Oregon has launched Healthier Together Oregon, the new State Health Improvement Plan (SHIP) aimed at improving the social influences on health — and which will ultimately help the state’s recovery from the COVID-19 pandemic with its foundation in equity.
The 2020-2024 plan, developed over the past year with input from more than 2,500 people across the state, is centered on five priority areas: institutional bias; adversity, trauma and toxic stress; behavioral health; economic drivers of health, including housing, food security and living wage; and access to equitable preventive health care.
In March 2019 when the priorities were chosen, these issues affected many people, were root causes of health problems, and affected some communities more than others, say officials at Oregon Health Authority’s Public Health Division, where the plan’s development was coordinated. Those priorities have taken on new meaning in 2020.
“We now know the factors behind these priorities, most notably systemic racism, have only been exacerbated by COVID-19, and as a result, inequities have worsened,” said Dean Sidelinger, M.D., M.S.Ed., health officer and state epidemiologist. “This is demonstrated by the fact that communities of color and tribal communities have been disproportionately impacted by this virus.”
Healthier Together Oregon focuses on social factors that affect health, “upstream” interventions, and root causes of inequities, like systemic racism as the driver for inequality in education, housing, employment, health care and ultimately, health outcomes. The plan identifies a common vision and shared priorities for what’s needed to improve health in Oregon.
For example, the plan calls for declaring institutional racism a public health crisis. It also recommends ensuring access to culturally responsive prenatal and postnatal care for people with low incomes or without legal documentation. And it proposes creating state agency partnerships in education, criminal justice, housing, social services, public health and health care to improve behavioral health outcomes in communities of color.
“COVID-19 has shined a spotlight on the damaging effects of inequity,” Sidelinger said. “Healthier Together Oregon tells us where we need to focus our efforts by providing a roadmap for recovery from this virus.”
Community-based organizations that participated in Healthier Together Oregon’s development hailed the plan’s release, saying it validates and complements work they’ve done to promote health equity, and it will guide new equity projects.
Annie Valtierra-Sanchez, equity coalition director for Southern Oregon Health Equity Coalition (SO Health-E), says the process for developing Healthier Together Oregon helped people SO Health-E serves feel heard. SO Health-E was one of seven organizations that received OHA mini-grants to gather feedback from those in marginalized communities.
“That gave us those voices, and then we know, ‘This is how people are feeling, this is what they’re experiencing. How can we address that, right now, moving forward?’” said Valtierra-Sanchez, who serves on the PartnerSHIP, the Healthier Together Oregon steering committee. “We have a pulse on what the community is feeling, but we’re also wanting those voices to be considered in the SHIP in how things will be implemented.”

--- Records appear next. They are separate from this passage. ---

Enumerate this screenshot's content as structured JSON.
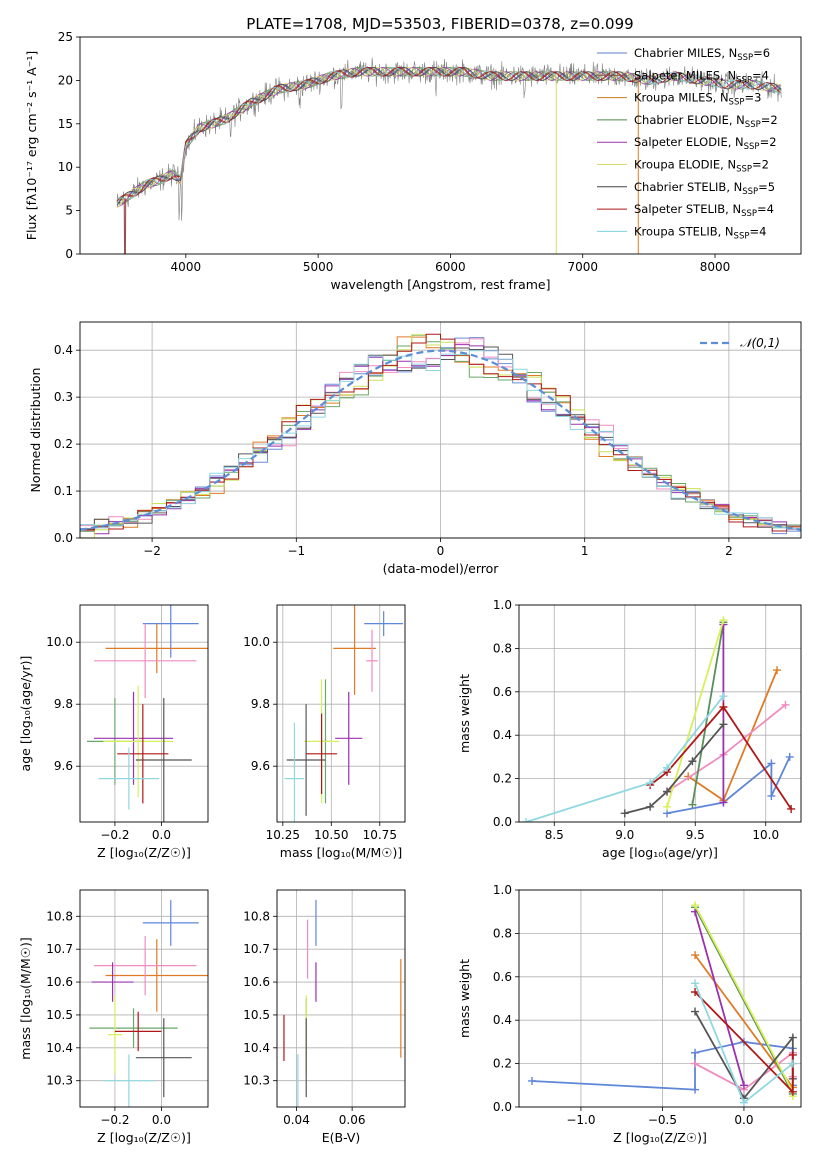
{
  "figure": {
    "title": "PLATE=1708, MJD=53503, FIBERID=0378, z=0.099"
  },
  "chart_data": [
    {
      "id": "spectrum",
      "type": "line",
      "title": "PLATE=1708, MJD=53503, FIBERID=0378, z=0.099",
      "xlabel": "wavelength [Angstrom, rest frame]",
      "ylabel": "Flux [fλ10⁻¹⁷ erg cm⁻² s⁻¹ A⁻¹]",
      "xlim": [
        3200,
        8650
      ],
      "ylim": [
        0,
        25
      ],
      "xticks": [
        4000,
        5000,
        6000,
        7000,
        8000
      ],
      "yticks": [
        0,
        5,
        10,
        15,
        20,
        25
      ],
      "grid": false,
      "legend_position": "upper right",
      "data_series": {
        "name": "data",
        "color": "#808080"
      },
      "continuum_points": [
        [
          3480,
          5.8
        ],
        [
          3600,
          7.0
        ],
        [
          3700,
          8.0
        ],
        [
          3800,
          8.5
        ],
        [
          3900,
          9.2
        ],
        [
          3960,
          8.5
        ],
        [
          4000,
          12.5
        ],
        [
          4100,
          14.5
        ],
        [
          4200,
          15.0
        ],
        [
          4300,
          15.5
        ],
        [
          4400,
          16.5
        ],
        [
          4500,
          17.5
        ],
        [
          4700,
          19.0
        ],
        [
          4900,
          19.5
        ],
        [
          5100,
          20.5
        ],
        [
          5300,
          21.0
        ],
        [
          5500,
          21.0
        ],
        [
          5700,
          21.0
        ],
        [
          5900,
          21.0
        ],
        [
          6100,
          21.0
        ],
        [
          6300,
          20.5
        ],
        [
          6500,
          20.5
        ],
        [
          6700,
          20.5
        ],
        [
          6900,
          20.5
        ],
        [
          7100,
          20.5
        ],
        [
          7300,
          20.5
        ],
        [
          7500,
          20.0
        ],
        [
          7700,
          20.5
        ],
        [
          7900,
          20.0
        ],
        [
          8100,
          19.5
        ],
        [
          8300,
          19.5
        ],
        [
          8500,
          19.0
        ]
      ],
      "series": [
        {
          "name": "Chabrier MILES, N_SSP=6",
          "label_base": "Chabrier MILES, N",
          "label_value": "=6",
          "color": "#5f7fc9"
        },
        {
          "name": "Salpeter MILES, N_SSP=4",
          "label_base": "Salpeter MILES, N",
          "label_value": "=4",
          "color": "#8b4a3b"
        },
        {
          "name": "Kroupa MILES, N_SSP=3",
          "label_base": "Kroupa MILES, N",
          "label_value": "=3",
          "color": "#cc7a1a"
        },
        {
          "name": "Chabrier ELODIE, N_SSP=2",
          "label_base": "Chabrier ELODIE, N",
          "label_value": "=2",
          "color": "#4e8b4e"
        },
        {
          "name": "Salpeter ELODIE, N_SSP=2",
          "label_base": "Salpeter ELODIE, N",
          "label_value": "=2",
          "color": "#9b30b0"
        },
        {
          "name": "Kroupa ELODIE, N_SSP=2",
          "label_base": "Kroupa ELODIE, N",
          "label_value": "=2",
          "color": "#d8dc6a"
        },
        {
          "name": "Chabrier STELIB, N_SSP=5",
          "label_base": "Chabrier STELIB, N",
          "label_value": "=5",
          "color": "#444444"
        },
        {
          "name": "Salpeter STELIB, N_SSP=4",
          "label_base": "Salpeter STELIB, N",
          "label_value": "=4",
          "color": "#b01818"
        },
        {
          "name": "Kroupa STELIB, N_SSP=4",
          "label_base": "Kroupa STELIB, N",
          "label_value": "=4",
          "color": "#7fd0dc"
        }
      ],
      "legend_subscript": "SSP"
    },
    {
      "id": "residuals",
      "type": "line",
      "xlabel": "(data-model)/error",
      "ylabel": "Normed distribution",
      "xlim": [
        -2.5,
        2.5
      ],
      "ylim": [
        0,
        0.46
      ],
      "xticks": [
        -2,
        -1,
        0,
        1,
        2
      ],
      "yticks": [
        0.0,
        0.1,
        0.2,
        0.3,
        0.4
      ],
      "grid": true,
      "legend": "𝒩(0,1)",
      "legend_position": "upper right",
      "gaussian_color": "#5b8ed6",
      "bin_width": 0.1,
      "hist_colors": [
        "#6a8fd8",
        "#e07b25",
        "#f08cc0",
        "#6aa76a",
        "#9b30b0",
        "#c9e05a",
        "#555555",
        "#b01818",
        "#8fd8e0"
      ]
    },
    {
      "id": "age_vs_Z",
      "type": "scatter",
      "xlabel": "Z [log₁₀(Z/Z☉)]",
      "ylabel": "age  [log₁₀(age/yr)]",
      "xlim": [
        -0.35,
        0.2
      ],
      "ylim": [
        9.42,
        10.12
      ],
      "xticks": [
        -0.2,
        0.0
      ],
      "yticks": [
        9.6,
        9.8,
        10.0
      ],
      "grid": true,
      "points": [
        {
          "x": 0.04,
          "xerr": 0.12,
          "y": 10.06,
          "yerr": 0.11,
          "color": "#5f86d8"
        },
        {
          "x": -0.02,
          "xerr": 0.22,
          "y": 9.98,
          "yerr": 0.08,
          "color": "#e07b25"
        },
        {
          "x": -0.07,
          "xerr": 0.22,
          "y": 9.94,
          "yerr": 0.12,
          "color": "#f08cc0"
        },
        {
          "x": -0.2,
          "xerr": 0.12,
          "y": 9.68,
          "yerr": 0.14,
          "color": "#6aa76a"
        },
        {
          "x": -0.12,
          "xerr": 0.17,
          "y": 9.69,
          "yerr": 0.15,
          "color": "#9b30b0"
        },
        {
          "x": -0.1,
          "xerr": 0.15,
          "y": 9.68,
          "yerr": 0.18,
          "color": "#d7f05a"
        },
        {
          "x": 0.01,
          "xerr": 0.12,
          "y": 9.62,
          "yerr": 0.2,
          "color": "#555555"
        },
        {
          "x": -0.08,
          "xerr": 0.11,
          "y": 9.64,
          "yerr": 0.16,
          "color": "#b01818"
        },
        {
          "x": -0.14,
          "xerr": 0.13,
          "y": 9.56,
          "yerr": 0.1,
          "color": "#8fd8e0"
        }
      ]
    },
    {
      "id": "age_vs_mass",
      "type": "scatter",
      "xlabel": "mass [log₁₀(M/M☉)]",
      "ylabel": "",
      "xlim": [
        10.22,
        10.88
      ],
      "ylim": [
        9.42,
        10.12
      ],
      "xticks": [
        10.25,
        10.5,
        10.75
      ],
      "tick_labels": [
        "10.25",
        "10.50",
        "10.75"
      ],
      "yticks": [
        9.6,
        9.8,
        10.0
      ],
      "grid": true,
      "points": [
        {
          "x": 10.77,
          "xerr": 0.1,
          "y": 10.06,
          "yerr": 0.04,
          "color": "#5f86d8"
        },
        {
          "x": 10.62,
          "xerr": 0.11,
          "y": 9.98,
          "yerr": 0.15,
          "color": "#e07b25"
        },
        {
          "x": 10.71,
          "xerr": 0.03,
          "y": 9.94,
          "yerr": 0.1,
          "color": "#f08cc0"
        },
        {
          "x": 10.47,
          "xerr": 0.02,
          "y": 9.68,
          "yerr": 0.2,
          "color": "#6aa76a"
        },
        {
          "x": 10.59,
          "xerr": 0.07,
          "y": 9.69,
          "yerr": 0.15,
          "color": "#9b30b0"
        },
        {
          "x": 10.45,
          "xerr": 0.09,
          "y": 9.68,
          "yerr": 0.2,
          "color": "#d7f05a"
        },
        {
          "x": 10.37,
          "xerr": 0.1,
          "y": 9.62,
          "yerr": 0.18,
          "color": "#555555"
        },
        {
          "x": 10.45,
          "xerr": 0.08,
          "y": 9.64,
          "yerr": 0.13,
          "color": "#b01818"
        },
        {
          "x": 10.31,
          "xerr": 0.05,
          "y": 9.56,
          "yerr": 0.18,
          "color": "#8fd8e0"
        }
      ]
    },
    {
      "id": "massweight_vs_age",
      "type": "line",
      "xlabel": "age  [log₁₀(age/yr)]",
      "ylabel": "mass weight",
      "xlim": [
        8.25,
        10.25
      ],
      "ylim": [
        0,
        1.0
      ],
      "xticks": [
        8.5,
        9.0,
        9.5,
        10.0
      ],
      "yticks": [
        0.0,
        0.2,
        0.4,
        0.6,
        0.8,
        1.0
      ],
      "grid": true,
      "series": [
        {
          "color": "#5f86d8",
          "points": [
            [
              9.3,
              0.04
            ],
            [
              9.7,
              0.09
            ],
            [
              10.04,
              0.27
            ],
            [
              10.04,
              0.12
            ],
            [
              10.17,
              0.3
            ]
          ]
        },
        {
          "color": "#e07b25",
          "points": [
            [
              9.45,
              0.21
            ],
            [
              9.7,
              0.1
            ],
            [
              10.08,
              0.7
            ]
          ]
        },
        {
          "color": "#f08cc0",
          "points": [
            [
              9.3,
              0.14
            ],
            [
              9.7,
              0.31
            ],
            [
              10.14,
              0.54
            ]
          ]
        },
        {
          "color": "#5a8f5a",
          "points": [
            [
              9.48,
              0.08
            ],
            [
              9.7,
              0.92
            ]
          ]
        },
        {
          "color": "#9b30b0",
          "points": [
            [
              9.7,
              0.09
            ],
            [
              9.7,
              0.91
            ]
          ]
        },
        {
          "color": "#d7f05a",
          "points": [
            [
              9.3,
              0.07
            ],
            [
              9.7,
              0.93
            ]
          ]
        },
        {
          "color": "#555555",
          "points": [
            [
              9.0,
              0.04
            ],
            [
              9.18,
              0.07
            ],
            [
              9.3,
              0.14
            ],
            [
              9.48,
              0.28
            ],
            [
              9.7,
              0.45
            ]
          ]
        },
        {
          "color": "#b01818",
          "points": [
            [
              9.18,
              0.17
            ],
            [
              9.3,
              0.23
            ],
            [
              9.7,
              0.53
            ],
            [
              10.18,
              0.06
            ]
          ]
        },
        {
          "color": "#8fd8e0",
          "points": [
            [
              8.3,
              0.0
            ],
            [
              9.18,
              0.18
            ],
            [
              9.3,
              0.25
            ],
            [
              9.7,
              0.58
            ]
          ]
        }
      ]
    },
    {
      "id": "mass_vs_Z",
      "type": "scatter",
      "xlabel": "Z [log₁₀(Z/Z☉)]",
      "ylabel": "mass [log₁₀(M/M☉)]",
      "xlim": [
        -0.35,
        0.2
      ],
      "ylim": [
        10.22,
        10.88
      ],
      "xticks": [
        -0.2,
        0.0
      ],
      "yticks": [
        10.3,
        10.4,
        10.5,
        10.6,
        10.7,
        10.8
      ],
      "grid": true,
      "points": [
        {
          "x": 0.04,
          "xerr": 0.12,
          "y": 10.78,
          "yerr": 0.07,
          "color": "#5f86d8"
        },
        {
          "x": -0.02,
          "xerr": 0.22,
          "y": 10.62,
          "yerr": 0.11,
          "color": "#e07b25"
        },
        {
          "x": -0.07,
          "xerr": 0.22,
          "y": 10.65,
          "yerr": 0.09,
          "color": "#f08cc0"
        },
        {
          "x": -0.12,
          "xerr": 0.19,
          "y": 10.46,
          "yerr": 0.06,
          "color": "#6aa76a"
        },
        {
          "x": -0.21,
          "xerr": 0.09,
          "y": 10.6,
          "yerr": 0.06,
          "color": "#9b30b0"
        },
        {
          "x": -0.2,
          "xerr": 0.03,
          "y": 10.44,
          "yerr": 0.12,
          "color": "#d7f05a"
        },
        {
          "x": 0.01,
          "xerr": 0.12,
          "y": 10.37,
          "yerr": 0.12,
          "color": "#555555"
        },
        {
          "x": -0.1,
          "xerr": 0.1,
          "y": 10.45,
          "yerr": 0.06,
          "color": "#b01818"
        },
        {
          "x": -0.14,
          "xerr": 0.11,
          "y": 10.3,
          "yerr": 0.08,
          "color": "#8fd8e0"
        }
      ]
    },
    {
      "id": "ebv",
      "type": "scatter",
      "xlabel": "E(B-V)",
      "ylabel": "",
      "xlim": [
        0.033,
        0.079
      ],
      "ylim": [
        10.22,
        10.88
      ],
      "xticks": [
        0.04,
        0.06
      ],
      "tick_labels": [
        "0.04",
        "0.06"
      ],
      "yticks": [
        10.3,
        10.4,
        10.5,
        10.6,
        10.7,
        10.8
      ],
      "grid": true,
      "points": [
        {
          "x": 0.047,
          "y": 10.78,
          "yerr": 0.07,
          "color": "#5f86d8"
        },
        {
          "x": 0.0775,
          "y": 10.52,
          "yerr": 0.15,
          "color": "#e07b25"
        },
        {
          "x": 0.044,
          "y": 10.7,
          "yerr": 0.09,
          "color": "#f08cc0"
        },
        {
          "x": 0.0435,
          "y": 10.46,
          "yerr": 0.09,
          "color": "#6aa76a"
        },
        {
          "x": 0.047,
          "y": 10.6,
          "yerr": 0.06,
          "color": "#9b30b0"
        },
        {
          "x": 0.0435,
          "y": 10.44,
          "yerr": 0.12,
          "color": "#d7f05a"
        },
        {
          "x": 0.0435,
          "y": 10.37,
          "yerr": 0.12,
          "color": "#555555"
        },
        {
          "x": 0.0355,
          "y": 10.43,
          "yerr": 0.07,
          "color": "#b01818"
        },
        {
          "x": 0.0405,
          "y": 10.3,
          "yerr": 0.08,
          "color": "#8fd8e0"
        }
      ]
    },
    {
      "id": "massweight_vs_Z",
      "type": "line",
      "xlabel": "Z [log₁₀(Z/Z☉)]",
      "ylabel": "mass weight",
      "xlim": [
        -1.38,
        0.35
      ],
      "ylim": [
        0,
        1.0
      ],
      "xticks": [
        -1.0,
        -0.5,
        0.0
      ],
      "yticks": [
        0.0,
        0.2,
        0.4,
        0.6,
        0.8,
        1.0
      ],
      "grid": true,
      "series": [
        {
          "color": "#5f86d8",
          "points": [
            [
              -1.3,
              0.12
            ],
            [
              -0.3,
              0.08
            ],
            [
              -0.3,
              0.25
            ],
            [
              0.0,
              0.3
            ],
            [
              0.3,
              0.27
            ],
            [
              0.3,
              0.1
            ]
          ]
        },
        {
          "color": "#e07b25",
          "points": [
            [
              -0.3,
              0.7
            ],
            [
              0.3,
              0.09
            ],
            [
              0.3,
              0.2
            ]
          ]
        },
        {
          "color": "#f08cc0",
          "points": [
            [
              -0.3,
              0.2
            ],
            [
              0.0,
              0.08
            ],
            [
              0.3,
              0.25
            ],
            [
              0.3,
              0.14
            ]
          ]
        },
        {
          "color": "#5a8f5a",
          "points": [
            [
              -0.3,
              0.92
            ],
            [
              0.3,
              0.06
            ]
          ]
        },
        {
          "color": "#9b30b0",
          "points": [
            [
              -0.3,
              0.9
            ],
            [
              0.0,
              0.1
            ]
          ]
        },
        {
          "color": "#d7f05a",
          "points": [
            [
              -0.3,
              0.93
            ],
            [
              0.3,
              0.07
            ],
            [
              0.3,
              0.05
            ]
          ]
        },
        {
          "color": "#555555",
          "points": [
            [
              -0.3,
              0.44
            ],
            [
              0.0,
              0.04
            ],
            [
              0.3,
              0.32
            ],
            [
              0.3,
              0.13
            ]
          ]
        },
        {
          "color": "#b01818",
          "points": [
            [
              -0.3,
              0.53
            ],
            [
              0.3,
              0.07
            ],
            [
              0.3,
              0.24
            ]
          ]
        },
        {
          "color": "#8fd8e0",
          "points": [
            [
              -0.3,
              0.57
            ],
            [
              0.0,
              0.02
            ],
            [
              0.3,
              0.2
            ]
          ]
        }
      ]
    }
  ]
}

Another PartnerSHIP member, Rebeckah Berry, grants and metrics manager at the Central Oregon Health Council (COHC), says many of the SHIP priority areas align with the council’s regional health improvement plan, which focuses on housing, behavioral health, poverty and other “upstream” prevention issues.

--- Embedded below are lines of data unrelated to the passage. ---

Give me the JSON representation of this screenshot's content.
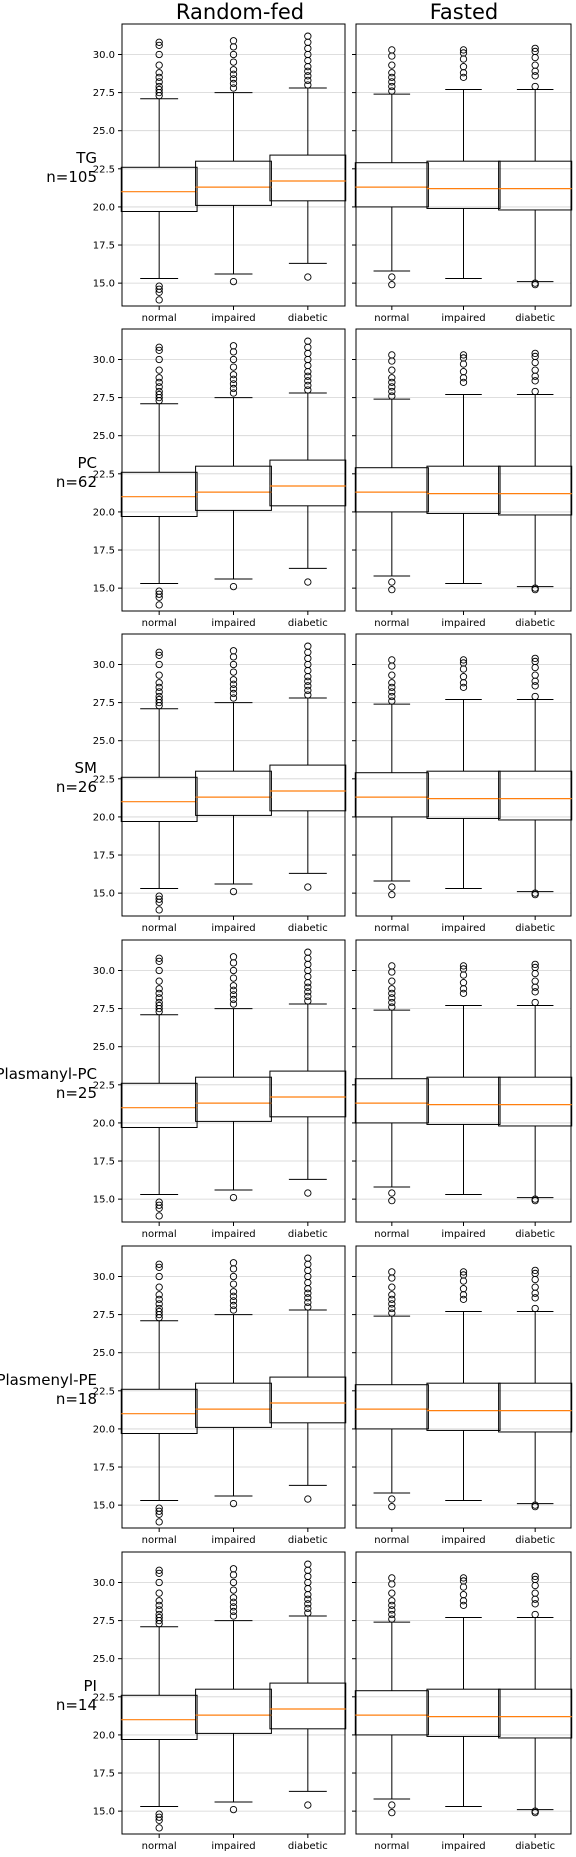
{
  "column_titles": [
    "Random-fed",
    "Fasted"
  ],
  "colors": {
    "median": "#ff7f0e",
    "box": "#000000",
    "grid": "#d3d3d3"
  },
  "chart_data": {
    "type": "box",
    "categories": [
      "normal",
      "impaired",
      "diabetic"
    ],
    "conditions": [
      "Random-fed",
      "Fasted"
    ],
    "ylim": [
      13.5,
      32
    ],
    "yticks": [
      15.0,
      17.5,
      20.0,
      22.5,
      25.0,
      27.5,
      30.0
    ],
    "ytick_labels": [
      "15.0",
      "17.5",
      "20.0",
      "22.5",
      "25.0",
      "27.5",
      "30.0"
    ],
    "grid": "y-axis",
    "rows": [
      {
        "lipid": "TG",
        "n": "n=105"
      },
      {
        "lipid": "PC",
        "n": "n=62"
      },
      {
        "lipid": "SM",
        "n": "n=26"
      },
      {
        "lipid": "Plasmanyl-PC",
        "n": "n=25"
      },
      {
        "lipid": "Plasmenyl-PE",
        "n": "n=18"
      },
      {
        "lipid": "PI",
        "n": "n=14"
      }
    ],
    "stats": {
      "Random-fed": {
        "normal": {
          "q1": 19.7,
          "median": 21.0,
          "q3": 22.6,
          "whisker_low": 15.3,
          "whisker_high": 27.1,
          "outliers": [
            13.9,
            14.4,
            14.6,
            14.8,
            27.3,
            27.5,
            27.7,
            27.9,
            28.2,
            28.5,
            28.8,
            29.3,
            30.0,
            30.6,
            30.8
          ]
        },
        "impaired": {
          "q1": 20.1,
          "median": 21.3,
          "q3": 23.0,
          "whisker_low": 15.6,
          "whisker_high": 27.5,
          "outliers": [
            15.1,
            27.8,
            28.1,
            28.4,
            28.7,
            29.0,
            29.5,
            30.0,
            30.5,
            30.9
          ]
        },
        "diabetic": {
          "q1": 20.4,
          "median": 21.7,
          "q3": 23.4,
          "whisker_low": 16.3,
          "whisker_high": 27.8,
          "outliers": [
            15.4,
            28.0,
            28.3,
            28.6,
            28.9,
            29.2,
            29.6,
            30.0,
            30.4,
            30.8,
            31.2
          ]
        }
      },
      "Fasted": {
        "normal": {
          "q1": 20.0,
          "median": 21.3,
          "q3": 22.9,
          "whisker_low": 15.8,
          "whisker_high": 27.4,
          "outliers": [
            14.9,
            15.4,
            27.6,
            27.9,
            28.2,
            28.5,
            28.8,
            29.3,
            29.9,
            30.3
          ]
        },
        "impaired": {
          "q1": 19.9,
          "median": 21.2,
          "q3": 23.0,
          "whisker_low": 15.3,
          "whisker_high": 27.7,
          "outliers": [
            28.5,
            28.8,
            29.2,
            29.7,
            30.1,
            30.3
          ]
        },
        "diabetic": {
          "q1": 19.8,
          "median": 21.2,
          "q3": 23.0,
          "whisker_low": 15.1,
          "whisker_high": 27.7,
          "outliers": [
            14.9,
            15.0,
            27.9,
            28.6,
            28.9,
            29.3,
            29.8,
            30.2,
            30.4
          ]
        }
      }
    }
  }
}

“Those more abstract, very complex health issues, such as trauma and toxic stress, those are things that we’re just now starting to learn how greatly that impacts actual concrete physical health components,” Berry said. “So, it’s really exciting to see this State Health Improvement Plan addressing those components.”
State agencies also are finding the state health improvement plan useful. The Department of Land Conservation and Development (DLCD), is already looking at ways to incorporate its priorities throughout the organization. In particular, it’s been taking a close look at how it can use data to inform its work to reach and support underserved communities, such as in the area of affordable housing and climate change, said Kirstin Greene, DLCD deputy director.
“When I read the words in the implementation strategies on equity and justice, they just sound so true to us: ‘Requiring state agencies to commit to racial equity in planning, policy, agency performance metrics and investments for Black, Indigenous and American Indian/Alaska Native people and other people of color.’ That’s very central to our approach, so we feel very well aligned.”
The Healthier Together Oregon plan is available at HealthierTogetherOregon.org.